Through the abuse of power, the emasculation of men and threat of castration is created in both ‘Fight Club’ and ‘Cuckoo’s Nest’. Tyler Durden’s ‘Fight Club’ is created to try to return men’s masculinity, which links with the time the novel was written in the 1990’s. At the time, ultimate fighting clubs had been thriving in various American cities, introduced by the Ultimate Fighting Championship in 1993, and were an influence on Palahniuk’s writing. Because of the decline of interest in professional boxing due to the corruption within it in the 90’s, American audiences wanted a new form of entertainment. The Narrator and Durden grew up without a father figure in their lives, and Durden describes the men in society as being a “generation of men raised by women”[6], and thus tries to restore their masculinity.

This could also link to Chuck Palahniuk’s past, as his parents separated and divorced when he was fourteen, leaving him and his siblings to spend their childhood on their maternal grandparent’s cattle ranch. However, Durden hypocritically uses his power to introduce a threat of castration to any men who are a threat to closing any ‘Fight Club’s down, highlighting a theme of emasculation in contrast to Durden’s attempts at restoring masculinity. An instance of this is when Durden abuses his power to gather space monkeys and threaten to castrate the police commissioner until he calls off his investigation, and later also tells the space monkeys to threaten to castrate the Narrator. Durden also threatens to then send the commissioner’s testicles to newspapers, by saying that “If even one Fight Club has to close, we’ll send his nuts east and west. One goes to the New York Times and one goes to the Los Angeles Times”, which creates a similarity between it and ‘Cuckoo’s Nest’ through the use of the same rhyme, but whereas in ‘Cuckoo’s Nest’ it is used to represent McMurphy’s rebellion, here it is used as a representation of castration.

Similarly, Nurse Ratched creates a threat of castration through the abuse of power in ‘Cuckoo’s Nest’ and emasculates the male patients by hiding her feminine nature as a way of controlling them as a part of the Combine.
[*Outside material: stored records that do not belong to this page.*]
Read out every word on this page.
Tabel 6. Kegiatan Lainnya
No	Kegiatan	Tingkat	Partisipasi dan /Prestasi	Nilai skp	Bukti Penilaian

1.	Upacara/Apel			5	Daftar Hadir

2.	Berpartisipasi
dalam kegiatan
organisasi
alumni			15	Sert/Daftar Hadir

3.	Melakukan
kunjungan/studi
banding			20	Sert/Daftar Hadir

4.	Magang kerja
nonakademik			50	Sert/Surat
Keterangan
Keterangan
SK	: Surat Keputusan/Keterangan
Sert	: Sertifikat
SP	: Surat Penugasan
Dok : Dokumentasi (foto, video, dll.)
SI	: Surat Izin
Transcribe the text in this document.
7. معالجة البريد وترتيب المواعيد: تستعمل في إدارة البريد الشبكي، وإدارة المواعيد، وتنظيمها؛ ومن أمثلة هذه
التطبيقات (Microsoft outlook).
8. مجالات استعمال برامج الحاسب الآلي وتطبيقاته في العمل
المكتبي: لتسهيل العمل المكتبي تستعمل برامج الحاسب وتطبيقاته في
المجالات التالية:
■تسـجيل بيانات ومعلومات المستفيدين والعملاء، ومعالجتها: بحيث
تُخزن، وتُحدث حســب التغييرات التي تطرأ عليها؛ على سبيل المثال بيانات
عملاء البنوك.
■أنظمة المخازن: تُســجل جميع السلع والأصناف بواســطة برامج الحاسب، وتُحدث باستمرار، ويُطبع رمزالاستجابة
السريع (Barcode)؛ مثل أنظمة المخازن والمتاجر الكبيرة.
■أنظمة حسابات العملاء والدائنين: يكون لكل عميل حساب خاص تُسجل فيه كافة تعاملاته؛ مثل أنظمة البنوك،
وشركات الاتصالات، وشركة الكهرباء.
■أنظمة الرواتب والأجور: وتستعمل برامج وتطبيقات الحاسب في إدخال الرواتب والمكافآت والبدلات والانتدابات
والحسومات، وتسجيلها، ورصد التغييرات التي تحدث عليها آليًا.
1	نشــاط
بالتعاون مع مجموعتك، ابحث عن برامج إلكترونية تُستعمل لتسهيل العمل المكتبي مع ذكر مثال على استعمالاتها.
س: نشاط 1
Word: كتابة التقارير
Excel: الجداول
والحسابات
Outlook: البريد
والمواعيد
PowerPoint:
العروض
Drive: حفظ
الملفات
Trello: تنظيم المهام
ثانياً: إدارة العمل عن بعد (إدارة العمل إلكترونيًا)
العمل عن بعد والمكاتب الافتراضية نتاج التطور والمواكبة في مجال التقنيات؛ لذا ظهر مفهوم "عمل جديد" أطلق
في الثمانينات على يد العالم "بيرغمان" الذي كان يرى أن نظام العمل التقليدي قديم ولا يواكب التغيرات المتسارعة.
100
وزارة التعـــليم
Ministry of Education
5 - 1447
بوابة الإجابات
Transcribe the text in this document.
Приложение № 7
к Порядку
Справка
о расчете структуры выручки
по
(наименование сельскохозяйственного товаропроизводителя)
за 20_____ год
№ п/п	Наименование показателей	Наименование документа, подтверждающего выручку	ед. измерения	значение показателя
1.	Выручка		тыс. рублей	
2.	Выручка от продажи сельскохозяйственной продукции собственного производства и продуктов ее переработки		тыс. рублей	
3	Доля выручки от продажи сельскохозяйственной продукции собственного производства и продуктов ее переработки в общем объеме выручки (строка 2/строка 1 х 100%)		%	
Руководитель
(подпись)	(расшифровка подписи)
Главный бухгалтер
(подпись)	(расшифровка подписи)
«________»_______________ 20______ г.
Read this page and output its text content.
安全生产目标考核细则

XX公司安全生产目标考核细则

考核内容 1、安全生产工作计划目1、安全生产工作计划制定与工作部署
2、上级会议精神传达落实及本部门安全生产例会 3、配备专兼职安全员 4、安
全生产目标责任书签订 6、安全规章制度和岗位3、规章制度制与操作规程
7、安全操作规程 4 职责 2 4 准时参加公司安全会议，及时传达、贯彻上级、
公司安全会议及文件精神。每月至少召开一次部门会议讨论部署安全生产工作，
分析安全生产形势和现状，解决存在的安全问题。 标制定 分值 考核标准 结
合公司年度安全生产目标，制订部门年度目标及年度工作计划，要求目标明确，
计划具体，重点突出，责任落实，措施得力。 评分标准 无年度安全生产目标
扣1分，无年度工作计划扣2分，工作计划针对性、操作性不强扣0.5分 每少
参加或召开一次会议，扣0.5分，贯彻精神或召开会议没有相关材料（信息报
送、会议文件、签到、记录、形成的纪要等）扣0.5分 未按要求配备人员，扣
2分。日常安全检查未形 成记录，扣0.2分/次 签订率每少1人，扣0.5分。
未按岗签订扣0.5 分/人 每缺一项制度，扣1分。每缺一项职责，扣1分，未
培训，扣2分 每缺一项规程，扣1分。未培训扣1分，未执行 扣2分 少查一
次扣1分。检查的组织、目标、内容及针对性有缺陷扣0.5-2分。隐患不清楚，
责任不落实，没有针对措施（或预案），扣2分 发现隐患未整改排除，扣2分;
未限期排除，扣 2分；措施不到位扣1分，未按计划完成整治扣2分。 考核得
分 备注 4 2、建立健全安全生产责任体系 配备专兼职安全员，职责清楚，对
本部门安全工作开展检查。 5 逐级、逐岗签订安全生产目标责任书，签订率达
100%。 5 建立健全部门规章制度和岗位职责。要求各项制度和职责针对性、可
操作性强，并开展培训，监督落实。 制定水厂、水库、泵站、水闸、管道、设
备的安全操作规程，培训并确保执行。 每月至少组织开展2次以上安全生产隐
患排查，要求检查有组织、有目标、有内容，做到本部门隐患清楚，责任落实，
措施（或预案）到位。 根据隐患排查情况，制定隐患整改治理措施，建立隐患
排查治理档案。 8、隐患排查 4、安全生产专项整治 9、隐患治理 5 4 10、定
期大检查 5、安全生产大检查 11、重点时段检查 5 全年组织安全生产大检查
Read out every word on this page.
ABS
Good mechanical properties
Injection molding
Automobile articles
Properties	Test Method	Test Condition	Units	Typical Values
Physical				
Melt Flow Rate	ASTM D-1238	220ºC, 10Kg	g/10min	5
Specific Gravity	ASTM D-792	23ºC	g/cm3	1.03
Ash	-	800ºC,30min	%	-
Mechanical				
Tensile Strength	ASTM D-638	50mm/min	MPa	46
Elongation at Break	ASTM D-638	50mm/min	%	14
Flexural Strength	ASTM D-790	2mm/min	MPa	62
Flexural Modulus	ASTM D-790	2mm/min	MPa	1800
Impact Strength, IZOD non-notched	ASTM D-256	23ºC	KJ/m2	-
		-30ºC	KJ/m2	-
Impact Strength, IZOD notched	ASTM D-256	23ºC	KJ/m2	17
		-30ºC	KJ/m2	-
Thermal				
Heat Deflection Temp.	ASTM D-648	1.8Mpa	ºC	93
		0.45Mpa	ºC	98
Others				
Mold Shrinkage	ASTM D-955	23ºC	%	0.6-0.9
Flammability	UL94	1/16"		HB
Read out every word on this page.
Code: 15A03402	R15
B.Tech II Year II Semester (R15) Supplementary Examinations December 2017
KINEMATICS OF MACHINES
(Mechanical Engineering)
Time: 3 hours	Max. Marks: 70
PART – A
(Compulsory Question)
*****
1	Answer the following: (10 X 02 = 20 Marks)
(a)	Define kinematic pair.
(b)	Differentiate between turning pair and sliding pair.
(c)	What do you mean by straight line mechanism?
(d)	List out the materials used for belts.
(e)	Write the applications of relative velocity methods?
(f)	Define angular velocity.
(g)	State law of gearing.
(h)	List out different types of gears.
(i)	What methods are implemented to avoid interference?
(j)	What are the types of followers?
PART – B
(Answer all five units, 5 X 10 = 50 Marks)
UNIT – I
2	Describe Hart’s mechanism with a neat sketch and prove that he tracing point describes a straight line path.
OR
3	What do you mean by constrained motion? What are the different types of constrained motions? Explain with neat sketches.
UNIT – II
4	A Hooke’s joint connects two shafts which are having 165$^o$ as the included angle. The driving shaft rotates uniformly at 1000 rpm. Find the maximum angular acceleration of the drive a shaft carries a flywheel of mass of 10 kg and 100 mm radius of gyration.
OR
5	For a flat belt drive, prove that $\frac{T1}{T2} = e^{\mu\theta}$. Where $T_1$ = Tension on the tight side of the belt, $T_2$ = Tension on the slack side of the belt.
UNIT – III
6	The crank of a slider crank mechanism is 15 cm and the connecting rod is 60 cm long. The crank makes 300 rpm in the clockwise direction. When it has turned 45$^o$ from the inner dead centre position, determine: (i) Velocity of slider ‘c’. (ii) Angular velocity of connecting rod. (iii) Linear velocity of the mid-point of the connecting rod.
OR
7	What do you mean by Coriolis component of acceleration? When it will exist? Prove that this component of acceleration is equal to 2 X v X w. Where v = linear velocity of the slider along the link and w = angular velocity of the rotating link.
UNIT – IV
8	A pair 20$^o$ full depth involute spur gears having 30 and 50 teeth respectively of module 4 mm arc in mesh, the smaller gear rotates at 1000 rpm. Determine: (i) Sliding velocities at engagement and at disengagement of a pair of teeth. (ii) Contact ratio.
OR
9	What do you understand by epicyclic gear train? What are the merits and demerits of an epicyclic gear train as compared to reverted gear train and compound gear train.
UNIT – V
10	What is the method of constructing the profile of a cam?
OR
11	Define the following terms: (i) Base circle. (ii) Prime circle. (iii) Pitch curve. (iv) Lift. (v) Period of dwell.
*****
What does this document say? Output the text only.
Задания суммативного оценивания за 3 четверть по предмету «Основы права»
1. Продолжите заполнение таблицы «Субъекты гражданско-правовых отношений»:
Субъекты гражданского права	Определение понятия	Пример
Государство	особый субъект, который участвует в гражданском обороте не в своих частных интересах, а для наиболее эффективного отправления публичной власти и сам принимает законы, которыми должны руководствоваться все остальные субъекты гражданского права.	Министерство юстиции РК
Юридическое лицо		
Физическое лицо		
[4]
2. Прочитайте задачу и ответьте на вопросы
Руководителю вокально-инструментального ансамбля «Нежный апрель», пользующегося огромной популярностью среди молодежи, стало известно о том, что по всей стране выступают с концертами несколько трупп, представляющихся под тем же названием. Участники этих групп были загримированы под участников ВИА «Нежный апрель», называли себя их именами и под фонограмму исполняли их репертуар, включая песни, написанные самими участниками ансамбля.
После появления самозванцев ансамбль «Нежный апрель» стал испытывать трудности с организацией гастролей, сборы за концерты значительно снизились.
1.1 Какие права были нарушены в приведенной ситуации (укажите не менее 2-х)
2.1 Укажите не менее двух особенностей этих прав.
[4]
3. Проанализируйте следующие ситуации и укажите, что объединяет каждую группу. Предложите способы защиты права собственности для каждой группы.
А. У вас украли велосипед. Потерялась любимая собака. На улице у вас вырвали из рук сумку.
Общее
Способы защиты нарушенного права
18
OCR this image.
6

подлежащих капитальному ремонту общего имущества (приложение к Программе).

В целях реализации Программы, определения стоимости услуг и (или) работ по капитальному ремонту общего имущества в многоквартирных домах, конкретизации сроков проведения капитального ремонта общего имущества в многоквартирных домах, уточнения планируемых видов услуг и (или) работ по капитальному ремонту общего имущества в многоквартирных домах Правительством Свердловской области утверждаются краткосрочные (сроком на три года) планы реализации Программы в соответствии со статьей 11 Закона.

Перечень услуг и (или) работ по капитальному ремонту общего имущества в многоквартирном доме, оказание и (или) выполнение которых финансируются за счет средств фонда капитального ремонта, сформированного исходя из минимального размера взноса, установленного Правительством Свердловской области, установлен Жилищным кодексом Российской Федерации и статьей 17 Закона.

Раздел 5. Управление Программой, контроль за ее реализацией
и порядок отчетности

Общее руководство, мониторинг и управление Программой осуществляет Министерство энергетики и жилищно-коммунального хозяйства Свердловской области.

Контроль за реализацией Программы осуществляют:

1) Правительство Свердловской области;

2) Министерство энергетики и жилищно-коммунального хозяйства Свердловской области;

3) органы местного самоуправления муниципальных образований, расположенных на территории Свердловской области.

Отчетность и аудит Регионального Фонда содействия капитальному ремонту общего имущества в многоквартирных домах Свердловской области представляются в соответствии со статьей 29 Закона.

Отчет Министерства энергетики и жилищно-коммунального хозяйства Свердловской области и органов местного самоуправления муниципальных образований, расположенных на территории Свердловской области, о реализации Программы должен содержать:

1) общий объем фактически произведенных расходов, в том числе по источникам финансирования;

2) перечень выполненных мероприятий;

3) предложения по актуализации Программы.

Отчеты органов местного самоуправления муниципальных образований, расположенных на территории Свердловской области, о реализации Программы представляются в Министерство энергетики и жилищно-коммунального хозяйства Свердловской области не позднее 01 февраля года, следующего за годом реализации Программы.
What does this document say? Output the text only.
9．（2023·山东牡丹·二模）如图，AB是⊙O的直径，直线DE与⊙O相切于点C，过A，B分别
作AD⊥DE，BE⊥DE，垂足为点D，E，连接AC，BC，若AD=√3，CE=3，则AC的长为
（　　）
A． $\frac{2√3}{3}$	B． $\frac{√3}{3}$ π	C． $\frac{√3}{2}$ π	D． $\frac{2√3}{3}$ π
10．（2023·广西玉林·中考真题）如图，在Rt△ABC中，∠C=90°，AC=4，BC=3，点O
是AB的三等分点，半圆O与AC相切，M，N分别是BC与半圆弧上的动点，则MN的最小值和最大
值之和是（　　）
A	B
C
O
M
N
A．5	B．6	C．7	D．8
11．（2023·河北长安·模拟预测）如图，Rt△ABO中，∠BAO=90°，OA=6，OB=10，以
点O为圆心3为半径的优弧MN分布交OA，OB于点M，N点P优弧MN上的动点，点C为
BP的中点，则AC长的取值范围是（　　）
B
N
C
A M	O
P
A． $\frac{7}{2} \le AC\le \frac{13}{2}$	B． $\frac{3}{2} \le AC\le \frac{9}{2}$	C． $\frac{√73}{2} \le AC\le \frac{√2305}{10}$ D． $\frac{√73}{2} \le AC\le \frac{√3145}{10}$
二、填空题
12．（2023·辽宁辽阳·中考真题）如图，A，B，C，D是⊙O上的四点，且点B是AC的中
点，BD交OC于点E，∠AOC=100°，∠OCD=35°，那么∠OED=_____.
The Combine is a greater organisation that wishes to have power over society, the mental institute being one of the places under its control, and the way McMurphy rebels against it could link to Kesey’s outlook of power being a bad and corrupting presence, as Kesey himself was involved with the Beat movement in the 1950s, which rebelled against repression on society.

A theme of castration is created when a patient named Rawler commits suicide by castrating himself, and the Chief remarks that “all the guy had to do was wait”[8], suggesting that he felt as though the castration was inevitable anyway and would have been done by Ratched if not himself, similar to the way Durden uses the threat of castration to control men. Critic Catherine Cooper commented on this also: “The men are all dehumanised and even emasculated, a fact which is emphasised by the first of three suicides in the novel, Old Rawler’s death by castration.” I agree with her thoughts, and although Rawler’s suicide could be considered a consequence of Ratched’s abuse of power to emasculate the men, the suicides of Cheswick and Billy could be considered partly as a consequence of McMurphy’s use of power to disrupt the ward, which I will explore later in the essay.

Also, similar to how Durden comments on the men being a generation of men raised by women, the male patients in ‘Cuckoo’s Nest’ have often been involved in relationships with overpowering women, for example in the Chief’s case he was raised by his powerful mother who made his father “too little to fight anymore and he gave up”[10], having an effect on the Chief and his father’s masculinity. Though Tyler Durden begins as a man who restores masculinity to men, he becomes one who also abuses power to create emasculation, similar to Nurse Ratched who abuses her power to emasculate her ward of male patients, both characters using it as a form of control, reflecting Kesey and Palahniuk’s possible views on how power can easily corrupt.